Les actes du procès d'Anna Göldi tombèrent entre les mains de deux journalistes allemands. En octobre 1782, Wilhelm Ludwig Weckherlin (ou Wekhrlin) exprima dans sa revue Chronologen des soupçons à l'égard d'Anna Maria Tschudi et de son père. En automne 1782, Heinrich Ludwig Lehmann avait reçu à Glaris du chancelier Johann Melchior Kubli une grande partie des actes du procès. En 1783, Lehmann publia deux cahiers contenant des lettres et des sources fictives, dans lesquels il se moqua des autorités glaronaises, tout en prétendant les soutenir. En janvier 1783, August Ludwig Schlözer, professeur de droit public à l'Université de Göttingen, forgea le terme de «meurtre judiciaire» («Justizmord») à propos de l'affaire Göldi. Les écrits de Weckherlin, considérés comme outrageux, furent brûlés à Glaris sans doute le 13 décembre 1783, peut-être avec une silhouette du journaliste que ce dernier avait lui-même envoyée en août 1783 pour qu'elle soit brûlée avec ses textes. Les Glaronais se ridiculisèrent ainsi une fois de plus aux yeux des élites instruites et éclairées.

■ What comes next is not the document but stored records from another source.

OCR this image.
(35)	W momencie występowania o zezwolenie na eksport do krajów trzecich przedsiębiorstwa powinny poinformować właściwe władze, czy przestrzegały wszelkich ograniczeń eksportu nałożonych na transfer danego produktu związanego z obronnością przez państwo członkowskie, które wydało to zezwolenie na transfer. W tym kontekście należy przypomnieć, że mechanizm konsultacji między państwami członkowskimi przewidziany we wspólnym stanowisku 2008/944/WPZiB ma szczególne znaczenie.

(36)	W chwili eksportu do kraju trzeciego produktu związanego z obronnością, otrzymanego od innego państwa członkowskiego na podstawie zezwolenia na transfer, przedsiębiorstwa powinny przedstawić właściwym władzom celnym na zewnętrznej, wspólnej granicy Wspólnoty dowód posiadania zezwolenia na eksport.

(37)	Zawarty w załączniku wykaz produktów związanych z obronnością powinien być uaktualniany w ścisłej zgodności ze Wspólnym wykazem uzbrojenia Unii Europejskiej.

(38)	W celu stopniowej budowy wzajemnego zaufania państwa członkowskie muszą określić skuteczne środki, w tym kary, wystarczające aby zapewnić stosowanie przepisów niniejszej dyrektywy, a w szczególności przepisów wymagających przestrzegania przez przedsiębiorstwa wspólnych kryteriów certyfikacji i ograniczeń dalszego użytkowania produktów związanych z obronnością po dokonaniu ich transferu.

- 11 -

Le procès d'Anna Göldi semble moins anachronique lorsqu'on le compare à d'autres affaires du XVIIIe siècle. Les accusés étaient presque toujours des femmes, dont des servantes, souvent victimes d'abus sexuels de la part de leurs employeurs, entraînant des grossesses non désirées et parfois des infanticides. Ces ultimes procès en sorcellerie eurent fréquemment lieu dans de petits territoires du sud et de l'ouest du Saint Empire romain germanique et dans la Confédération, qui s'était émancipée depuis la fin du XVe siècle et ne connaissait donc pas les effets correctifs de la Chambre impériale (Reichskammergericht, tribunaux d'Empire), ni l'habitude d'envoyer les dossiers à des tiers pour examen. En effet, dans l'Empire, on ne pouvait faire usage de la torture ou prononcer une peine de mort avant d'avoir soumis les actes de procès en sorcellerie à une université par exemple, qui devait juger de la validité des preuves présentées. Le canton de Glaris était en outre fragmenté sur le plan juridique et confessionnel et inexpérimenté dans le domaine de la chasse aux sorcières de sorte que ses autorités étaient totalement dépassées par cette procédure. Lors des derniers procès en sorcellerie, on ne mentionna plus explicitement ce terme et les condamnés ne furent plus brûlés vifs sur le bûcher. L'affaire Göldi est unique parce qu'elle témoigne du choc entre deux mondes, caractéristique de cette «époque charnière»: d'une part l'Ancien Régime avec ses documents administratifs manuscrits plus ou moins secrets, d'autre part le journalisme des Lumières, majoritairement étranger et notamment allemand, avec ses textes imprimés (presse). Plus facilement accessibles, ces derniers servirent fréquemment à reconstituer l'affaire Göldi, bien que manquant généralement de distance critique à l'égard des sources. Par la suite, la littérature livra une lecture émotionnelle des événements et contribua aussi à reléguer au second plan la transmission des faits relatés dans les actes du procès, mêlant ainsi la fiction poétique aux résultats de la recherche historique.
Le premier à s'intéresser de plus près à l'affaire Göldi fut Joachim Heer. Sa contribution rigoureuse, publiée dans le numéro initial du Jahrbuch des Historischen Vereins des Kantons Glarus (1865), constitue la première réhabilitation d'Anna Göldi; Heer ne semble cependant pas avoir eu connaissance de tous les dossiers. Jakob Winteler (1951) et Elisabeth Korrodi-Aebli (1996) procédèrent à un examen critique des thèses des journalistes allemands. Entretemps, le sujet avait aussi été abordé en littérature avec Anna Göldi. Die Geschichte der letzten Hexe (1945) de Kaspar Freuler, également diffusé comme pièce radiophonique (1976). Le roman féministe Anna Göldin, dernière sorcière (1985; allemand 1982) d'Eveline Hasler connut une grande notoriété et fut porté à l'écran par Gertrud Pinkus en 1991. Après la parution de l'étude Der Justizmord an Anna Göldi (2007) de Walter Hauser, le Grand Conseil glaronais réhabilita Anna Göldi sur le plan moral et juridique le 27 août 2008. La Fondation Anna Göldi, créée en 2007, décerne depuis 2009 un prix des droits humains (Anna-Göldi-Menschenrechtspreis) et gère le musée fondé en 2017 dans le Hänggiturm à Ennenda. En 2019, la Société d'histoire du canton de Glaris a consacré un numéro de sa revue à l'affaire Göldi.